CPU Request utilisiation

This query helps to analyse and optimise your CPU resource requests for pods. It generates a percentile usage overview regarding how much of the requested CPU resources your pods are actually utilising. Since the Kubernetes scheduler takes the CPU requests to find a node that fits your workload, it’s quite important that the majority of your CPU time is spend within the requests in order to make sure, that your application never starves CPU due to overloaded nodes.

(sum(rate(container_cpu_usage_seconds_total{image!="",job="kubelet",metrics_path="/metrics/cadvisor"}[1m])) by (namespace, pod)) / sum(kube_pod_container_resource_requests{resource="cpu"}) by (namespace, pod) * 100

You can also use the first part to measure the amount of mCores you want to request:

sum(rate(container_cpu_usage_seconds_total{image!="",job="kubelet",metrics_path="/metrics/cadvisor"}[1m])) by (namespace, pod) * 1000

Now you can check the metrics over a few weeks or calculate an average using Prometheus and this way figure out a good request.

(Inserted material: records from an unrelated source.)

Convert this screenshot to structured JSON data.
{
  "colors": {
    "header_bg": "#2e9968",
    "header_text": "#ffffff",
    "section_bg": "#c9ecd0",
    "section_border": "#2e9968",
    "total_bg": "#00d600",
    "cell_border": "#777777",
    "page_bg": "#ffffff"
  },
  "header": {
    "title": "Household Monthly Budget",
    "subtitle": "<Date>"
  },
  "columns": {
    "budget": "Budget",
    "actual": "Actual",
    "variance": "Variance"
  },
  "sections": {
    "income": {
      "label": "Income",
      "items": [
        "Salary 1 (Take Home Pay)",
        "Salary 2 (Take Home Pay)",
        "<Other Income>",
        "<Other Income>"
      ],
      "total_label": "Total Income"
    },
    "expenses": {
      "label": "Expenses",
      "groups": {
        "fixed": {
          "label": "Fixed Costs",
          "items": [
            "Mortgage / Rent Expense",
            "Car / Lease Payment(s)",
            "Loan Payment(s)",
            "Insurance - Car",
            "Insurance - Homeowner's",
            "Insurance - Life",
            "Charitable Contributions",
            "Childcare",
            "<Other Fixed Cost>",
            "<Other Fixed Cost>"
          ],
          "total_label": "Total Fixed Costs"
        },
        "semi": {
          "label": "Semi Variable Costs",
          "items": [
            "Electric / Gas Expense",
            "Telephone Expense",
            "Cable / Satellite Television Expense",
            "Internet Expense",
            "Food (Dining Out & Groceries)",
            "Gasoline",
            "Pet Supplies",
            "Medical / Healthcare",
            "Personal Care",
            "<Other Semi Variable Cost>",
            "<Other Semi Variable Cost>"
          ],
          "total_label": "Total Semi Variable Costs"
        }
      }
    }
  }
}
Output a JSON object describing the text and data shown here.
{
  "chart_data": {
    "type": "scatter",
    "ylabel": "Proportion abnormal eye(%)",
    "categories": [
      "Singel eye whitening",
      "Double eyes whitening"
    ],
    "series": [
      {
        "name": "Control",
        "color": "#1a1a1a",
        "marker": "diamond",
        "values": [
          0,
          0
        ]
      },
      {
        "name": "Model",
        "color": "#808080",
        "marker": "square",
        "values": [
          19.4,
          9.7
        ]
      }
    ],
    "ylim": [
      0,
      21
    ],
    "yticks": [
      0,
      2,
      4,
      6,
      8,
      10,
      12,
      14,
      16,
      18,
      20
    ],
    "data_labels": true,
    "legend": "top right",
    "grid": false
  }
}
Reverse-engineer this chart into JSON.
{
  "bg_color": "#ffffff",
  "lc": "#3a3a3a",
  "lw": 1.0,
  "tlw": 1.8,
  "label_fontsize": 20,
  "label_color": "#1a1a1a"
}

Note: You might want to adjust the requests upwards, if e.g. booting up your application takes even more resources and your nodes are tightly packed.

Critical CVEs per host

This query utilises starboard, starboard-exporter and kube-prometheus-stack to give a rough estimation of the risk on a host.

sum by (node) (max by (namespace, pod) (max by (image)(label_join(label_join(starboard_exporter_vulnerabilityreport_image_vulnerability_severity_count{severity="CRITICAL"}, "image", "/","image_registry", "image_repository"), "image", ":", "image", "image_tag")) * on (image) group_right kube_pod_container_info) * on(namespace, pod) group_right kube_pod_info)

First it re-creates the image name (registry/repository:tag), then identifies the pods, which run this image, and finally maps the pods that run this image to the host the pod is running on. With the result that one can count the CVEs on a host and assess some basic risks.

Note: This will double-count CVEs if e.g. 2 pods of the same deployment run on the same host. That’s something to be aware when trying to trust this metrics. Modifying the metric to look into specifics is therefore recommended.